I was sure that Yanai would love the design, so I was confused. Since Takada certainly put his heart and soul into the designs, I was surprised Yanai felt the way he did.
However, Takada felt differently about the encounter. Suzuki describes his reaction on the way back from the meeting.
“He [Yanai] took a good look at my ideas and gave me his honest impression. I thought… he was right.” Takada nodded his head, taking the criticism he’d received to heart. He respected and accepted whatever opinions he received with humility and openness . . . he became even more motivated without becoming dejected. “We had a very productive meeting, talking about ideas late into the night.”
The book describes in detail the situation before and after Takada’s death, which have not been widely reported. The designer was in Paris at the beginning of 2020, and even at 80, he was still working tirelessly. He had recently created a new lifestyle goods brand and was absorbed in preparing for its announcement.
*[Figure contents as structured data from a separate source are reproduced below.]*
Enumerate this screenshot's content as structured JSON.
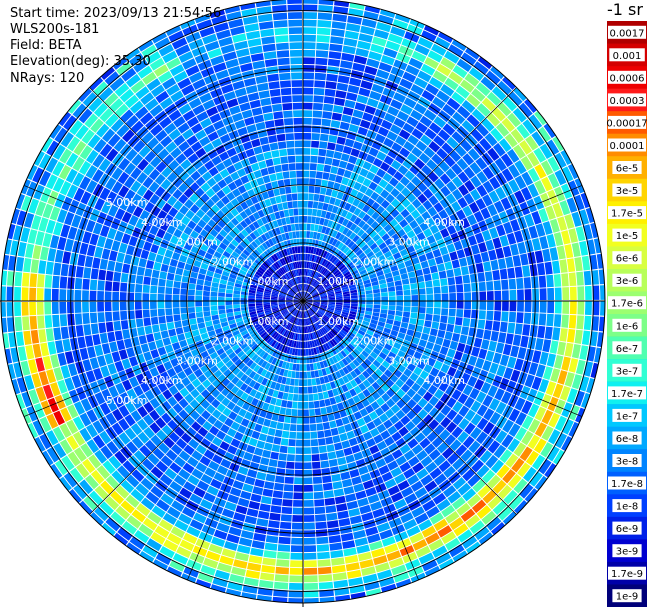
{
  "info": {
    "start_time": "Start time: 2023/09/13 21:54:56",
    "device": "WLS200s-181",
    "field": "Field: BETA",
    "elevation": "Elevation(deg): 35.30",
    "nrays": "NRays: 120"
  },
  "chart_data": {
    "type": "heatmap",
    "projection": "polar-ppi",
    "field": "BETA",
    "unit_label": "-1 sr",
    "n_rays": 120,
    "elevation_deg": 35.3,
    "range_rings_km": [
      1,
      2,
      3,
      4,
      5
    ],
    "max_range_km": 5.2,
    "range_labels": [
      "1.00km",
      "2.00km",
      "3.00km",
      "4.00km",
      "5.00km"
    ],
    "colorbar": {
      "ticks": [
        "0.0017",
        "0.001",
        "0.0006",
        "0.0003",
        "0.00017",
        "0.0001",
        "6e-5",
        "3e-5",
        "1.7e-5",
        "1e-5",
        "6e-6",
        "3e-6",
        "1.7e-6",
        "1e-6",
        "6e-7",
        "3e-7",
        "1.7e-7",
        "1e-7",
        "6e-8",
        "3e-8",
        "1.7e-8",
        "1e-8",
        "6e-9",
        "3e-9",
        "1.7e-9",
        "1e-9"
      ],
      "colors": [
        "#b00000",
        "#d40000",
        "#ee0000",
        "#ff1a1a",
        "#ff5a00",
        "#ff8c00",
        "#ffb000",
        "#ffd400",
        "#fff000",
        "#f2ff20",
        "#d8ff40",
        "#b8ff5a",
        "#9cff70",
        "#7dff88",
        "#50ffb0",
        "#30ffd4",
        "#10f0f0",
        "#00c8ff",
        "#00a8ff",
        "#0084ff",
        "#0060ff",
        "#0040ff",
        "#0020e8",
        "#0000d0",
        "#0000a8",
        "#00007a"
      ]
    }
  }
}
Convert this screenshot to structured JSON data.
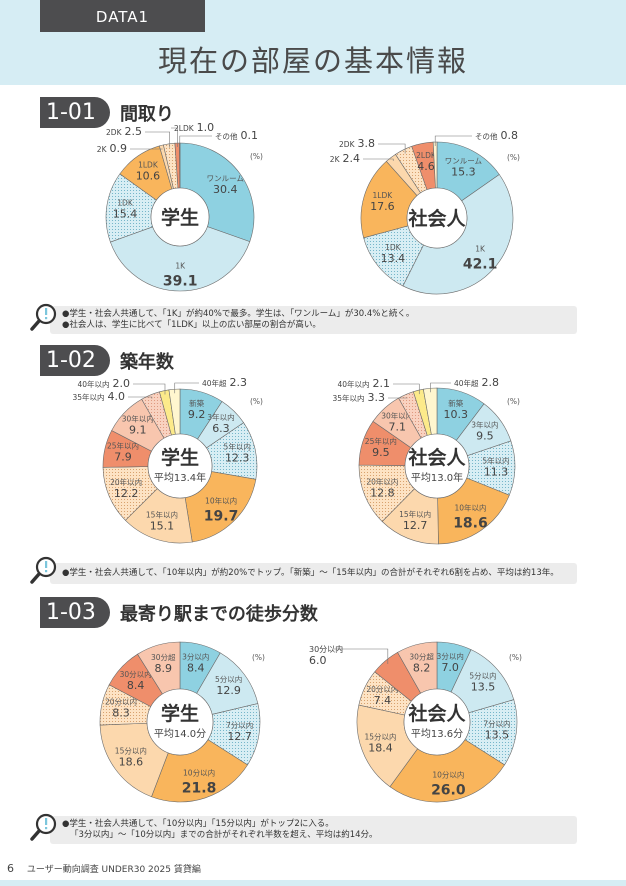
{
  "header": {
    "tag": "DATA1",
    "title": "現在の部屋の基本情報"
  },
  "unit": "(%)",
  "sections": [
    {
      "num": "1-01",
      "title": "間取り",
      "notes": [
        "●学生・社会人共通して、「1K」が約40%で最多。学生は、「ワンルーム」が30.4%と続く。",
        "●社会人は、学生に比べて「1LDK」以上の広い部屋の割合が高い。"
      ]
    },
    {
      "num": "1-02",
      "title": "築年数",
      "notes": [
        "●学生・社会人共通して、「10年以内」が約20%でトップ。「新築」～「15年以内」の合計がそれぞれ6割を占め、平均は約13年。"
      ]
    },
    {
      "num": "1-03",
      "title": "最寄り駅までの徒歩分数",
      "notes": [
        "●学生・社会人共通して、「10分以内」「15分以内」がトップ2に入る。",
        "「3分以内」～「10分以内」までの合計がそれぞれ半数を超え、平均は約14分。"
      ]
    }
  ],
  "footer": {
    "page": "6",
    "text": "ユーザー動向調査  UNDER30  2025 賃貸編"
  },
  "chart_data": [
    {
      "type": "pie",
      "section": "1-01",
      "center": "学生",
      "average": null,
      "unit": "%",
      "slices": [
        {
          "label": "ワンルーム",
          "value": 30.4,
          "fill": "#8ed1e1"
        },
        {
          "label": "1K",
          "value": 39.1,
          "fill": "#cde9f1"
        },
        {
          "label": "1DK",
          "value": 15.4,
          "fill": "#d8eef4",
          "dotted": true
        },
        {
          "label": "1LDK",
          "value": 10.6,
          "fill": "#f9b55c"
        },
        {
          "label": "2K",
          "value": 0.9,
          "fill": "#fcd8ad"
        },
        {
          "label": "2DK",
          "value": 2.5,
          "fill": "#fde3c4",
          "dotted": true
        },
        {
          "label": "2LDK",
          "value": 1.0,
          "fill": "#ef8e6b"
        },
        {
          "label": "その他",
          "value": 0.1,
          "fill": "#fff3d0"
        }
      ]
    },
    {
      "type": "pie",
      "section": "1-01",
      "center": "社会人",
      "average": null,
      "unit": "%",
      "slices": [
        {
          "label": "ワンルーム",
          "value": 15.3,
          "fill": "#8ed1e1"
        },
        {
          "label": "1K",
          "value": 42.1,
          "fill": "#cde9f1"
        },
        {
          "label": "1DK",
          "value": 13.4,
          "fill": "#d8eef4",
          "dotted": true
        },
        {
          "label": "1LDK",
          "value": 17.6,
          "fill": "#f9b55c"
        },
        {
          "label": "2K",
          "value": 2.4,
          "fill": "#fcd8ad"
        },
        {
          "label": "2DK",
          "value": 3.8,
          "fill": "#fde3c4",
          "dotted": true
        },
        {
          "label": "2LDK",
          "value": 4.6,
          "fill": "#ef8e6b"
        },
        {
          "label": "その他",
          "value": 0.8,
          "fill": "#fff3d0"
        }
      ]
    },
    {
      "type": "pie",
      "section": "1-02",
      "center": "学生",
      "average": "平均13.4年",
      "unit": "%",
      "slices": [
        {
          "label": "新築",
          "value": 9.2,
          "fill": "#8ed1e1"
        },
        {
          "label": "3年以内",
          "value": 6.3,
          "fill": "#cde9f1"
        },
        {
          "label": "5年以内",
          "value": 12.3,
          "fill": "#d8eef4",
          "dotted": true
        },
        {
          "label": "10年以内",
          "value": 19.7,
          "fill": "#f9b55c"
        },
        {
          "label": "15年以内",
          "value": 15.1,
          "fill": "#fcd8ad"
        },
        {
          "label": "20年以内",
          "value": 12.2,
          "fill": "#fde3c4",
          "dotted": true
        },
        {
          "label": "25年以内",
          "value": 7.9,
          "fill": "#ef8e6b"
        },
        {
          "label": "30年以内",
          "value": 9.1,
          "fill": "#f8c6ae"
        },
        {
          "label": "35年以内",
          "value": 4.0,
          "fill": "#f9d2c0",
          "dotted": true
        },
        {
          "label": "40年以内",
          "value": 2.0,
          "fill": "#fcea8a"
        },
        {
          "label": "40年超",
          "value": 2.3,
          "fill": "#fff6cf"
        }
      ]
    },
    {
      "type": "pie",
      "section": "1-02",
      "center": "社会人",
      "average": "平均13.0年",
      "unit": "%",
      "slices": [
        {
          "label": "新築",
          "value": 10.3,
          "fill": "#8ed1e1"
        },
        {
          "label": "3年以内",
          "value": 9.5,
          "fill": "#cde9f1"
        },
        {
          "label": "5年以内",
          "value": 11.3,
          "fill": "#d8eef4",
          "dotted": true
        },
        {
          "label": "10年以内",
          "value": 18.6,
          "fill": "#f9b55c"
        },
        {
          "label": "15年以内",
          "value": 12.7,
          "fill": "#fcd8ad"
        },
        {
          "label": "20年以内",
          "value": 12.8,
          "fill": "#fde3c4",
          "dotted": true
        },
        {
          "label": "25年以内",
          "value": 9.5,
          "fill": "#ef8e6b"
        },
        {
          "label": "30年以内",
          "value": 7.1,
          "fill": "#f8c6ae"
        },
        {
          "label": "35年以内",
          "value": 3.3,
          "fill": "#f9d2c0",
          "dotted": true
        },
        {
          "label": "40年以内",
          "value": 2.1,
          "fill": "#fcea8a"
        },
        {
          "label": "40年超",
          "value": 2.8,
          "fill": "#fff6cf"
        }
      ]
    },
    {
      "type": "pie",
      "section": "1-03",
      "center": "学生",
      "average": "平均14.0分",
      "unit": "%",
      "slices": [
        {
          "label": "3分以内",
          "value": 8.4,
          "fill": "#8ed1e1"
        },
        {
          "label": "5分以内",
          "value": 12.9,
          "fill": "#cde9f1"
        },
        {
          "label": "7分以内",
          "value": 12.7,
          "fill": "#d8eef4",
          "dotted": true
        },
        {
          "label": "10分以内",
          "value": 21.8,
          "fill": "#f9b55c"
        },
        {
          "label": "15分以内",
          "value": 18.6,
          "fill": "#fcd8ad"
        },
        {
          "label": "20分以内",
          "value": 8.3,
          "fill": "#fde3c4",
          "dotted": true
        },
        {
          "label": "30分以内",
          "value": 8.4,
          "fill": "#ef8e6b"
        },
        {
          "label": "30分超",
          "value": 8.9,
          "fill": "#f8c6ae"
        }
      ]
    },
    {
      "type": "pie",
      "section": "1-03",
      "center": "社会人",
      "average": "平均13.6分",
      "unit": "%",
      "slices": [
        {
          "label": "3分以内",
          "value": 7.0,
          "fill": "#8ed1e1"
        },
        {
          "label": "5分以内",
          "value": 13.5,
          "fill": "#cde9f1"
        },
        {
          "label": "7分以内",
          "value": 13.5,
          "fill": "#d8eef4",
          "dotted": true
        },
        {
          "label": "10分以内",
          "value": 26.0,
          "fill": "#f9b55c"
        },
        {
          "label": "15分以内",
          "value": 18.4,
          "fill": "#fcd8ad"
        },
        {
          "label": "20分以内",
          "value": 7.4,
          "fill": "#fde3c4",
          "dotted": true
        },
        {
          "label": "30分以内",
          "value": 6.0,
          "fill": "#ef8e6b"
        },
        {
          "label": "30分超",
          "value": 8.2,
          "fill": "#f8c6ae"
        }
      ]
    }
  ]
}
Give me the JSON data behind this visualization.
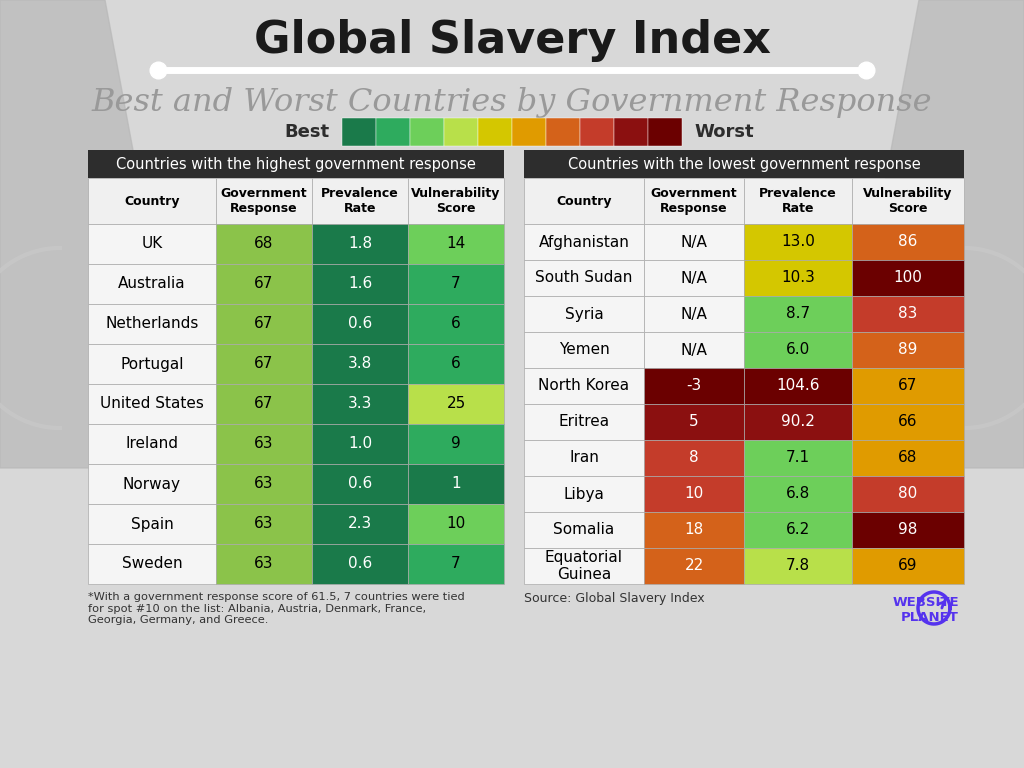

He had three other major projects underway as well, one of which was the production of his own documentary film. The film was shot in Paris from January to February 2020 and was set to be released sometime in 2023. Suzuki describes this period.
Perhaps because he was so busy and tired, Takada fell ill in late February. He was sensitive to drafts and would often develop a mild fever when he caught a chill. Even so, the shooting continued . . . Takada, who is usually calm, seemed to grow a little irritable.
At this time, France was seeing COVID-19 cases skyrocket. Takada went back to Japan every year for the cherry blossom season, but he had no choice but to give up his plans when the country went into lockdown on March 17. Speaking to Suzuki on the phone, he said that “the cherry blossoms will have to wait until next year.” Turning to the local situation, he said, “The color of the sky is different, probably because there are no fumes in the air. I think I’ll open the window and take a deep breath.”
In mid-September, Takada fell ill again and was hospitalized with a persistent low-grade fever. Takada called Suzuki in Japan: “They tested me. I have COVID, just like all the other old people.” Suzuki could not visit him due to travel restrictions, and three days after being hospitalized, he told her, “Last night I was able to sleep comfortably until the morning for the first time in a while, and it felt good. The doctor told me that I’m recovering. That was a relief to hear.” These would turn out to be the last words Takada spoke to her.
Takada’s funeral was held at Père Lachaise Cemetery in Paris, but travel restrictions prevented his family from attending the ceremony. Suzuki says that his remains were returned to Japan in September 2022.
So, what is “Son of Paris” in the title? When asked to give his impression of Suzuki, Takada said she was like “a mother, a sister, a friend… and a drinking buddy.” The book is a heartwarming memoir written with deep respect for Takada.